Ozonation followed by biologically
active filtration (BAF) (O3–BAF) treatment has become
an alternative to reverse
osmosis in potable wastewater reuse applications because of the ability
to produce a high-quality effluent while reducing brine production
and disposal. In this study, effluent from a sequencing batch membrane
bioreactor (SBMBR) was treated by O3–BAF at three
specific ozone doses (0.5, 0.7, and 1.0 mg O3/mg DOC) and
different empty bed contact times (EBCTs; 15–45 min). The reaction
of O3 with granular activated carbon (GAC) (O3/GAC) to promote the formation of hydroxyl radicals (·OH) was
evaluated at 1.0 mg O3/mg DOC followed by BAF at 15–45
min EBCT. The efficacy of these techniques was compared for the removal
of O3 refractory 1,4-dioxane and the reduction in the formation
of bromate, 35 regulated and unregulated halogenated disinfection
byproducts (DBPs), and 8 N-nitrosamines after chloramination.

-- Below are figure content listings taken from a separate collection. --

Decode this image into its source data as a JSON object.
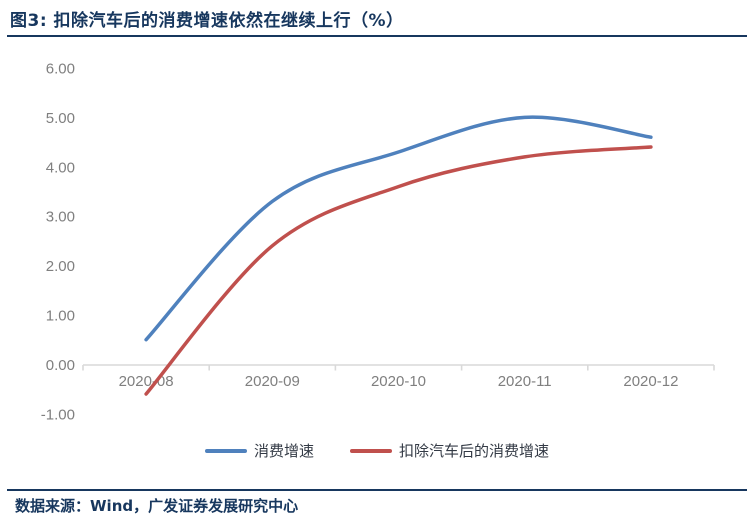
{
  "header": {
    "title": "图3:  扣除汽车后的消费增速依然在继续上行（%）"
  },
  "footer": {
    "source": "数据来源：Wind，广发证券发展研究中心"
  },
  "colors": {
    "title_navy": "#17375E",
    "axis_line": "#D9D9D9",
    "tick_label": "#7F7F7F",
    "series_blue": "#4F81BD",
    "series_red": "#C0504D"
  },
  "chart_data": {
    "type": "line",
    "smooth": true,
    "title": "图3:  扣除汽车后的消费增速依然在继续上行（%）",
    "categories": [
      "2020-08",
      "2020-09",
      "2020-10",
      "2020-11",
      "2020-12"
    ],
    "series": [
      {
        "name": "消费增速",
        "color": "#4F81BD",
        "values": [
          0.5,
          3.3,
          4.3,
          5.0,
          4.6
        ]
      },
      {
        "name": "扣除汽车后的消费增速",
        "color": "#C0504D",
        "values": [
          -0.6,
          2.4,
          3.6,
          4.2,
          4.4
        ]
      }
    ],
    "xlabel": "",
    "ylabel": "",
    "ylim": [
      -1,
      6
    ],
    "yticks": [
      6,
      5,
      4,
      3,
      2,
      1,
      0,
      -1
    ],
    "ytick_labels": [
      "6.00",
      "5.00",
      "4.00",
      "3.00",
      "2.00",
      "1.00",
      "0.00",
      "-1.00"
    ],
    "grid": false,
    "legend_position": "bottom"
  }
}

Conventional ozonation (without the presence of GAC during ozonation)
removed 6–11% of 1,4-dioxane, while BAF increased the removal
to ∼25%. O3/GAC improved the removal of 1,4-dioxane
to ∼40%, while BAF increased the removal to ∼50%. No
bromate was detected during conventional ozonation. Although O3/GAC formed 12.5 μg/L bromate, this concentration was
reduced during BAF treatment to <6.8 μg/L. Even though conventional
ozonation was more effective than O3/GAC for the reduction
in chloramine-reactive N-nitrosodimethylamine (NDMA)
precursors, BAF treatment after either conventional or enhanced ozonation
reduced NDMA formation during chloramination to <10 ng/L. O3/GAC was more effective at reducing halogenated DBP formation
during postchloramination. Regardless, the reduction in halogenated
DBP formation during postchloramination achieved by BAF treatment
was ∼90% relative to the formation in the SBMBR effluent after
either conventional or enhanced ozonation. The reduction of haloacetic
acid (HAA) formation improved moderately with increasing BAF EBCT.
Both O3–BAF and (O3/GAC)–BAF met
regulatory levels for trihalomethanes, HAAs, NDMA, and bromate.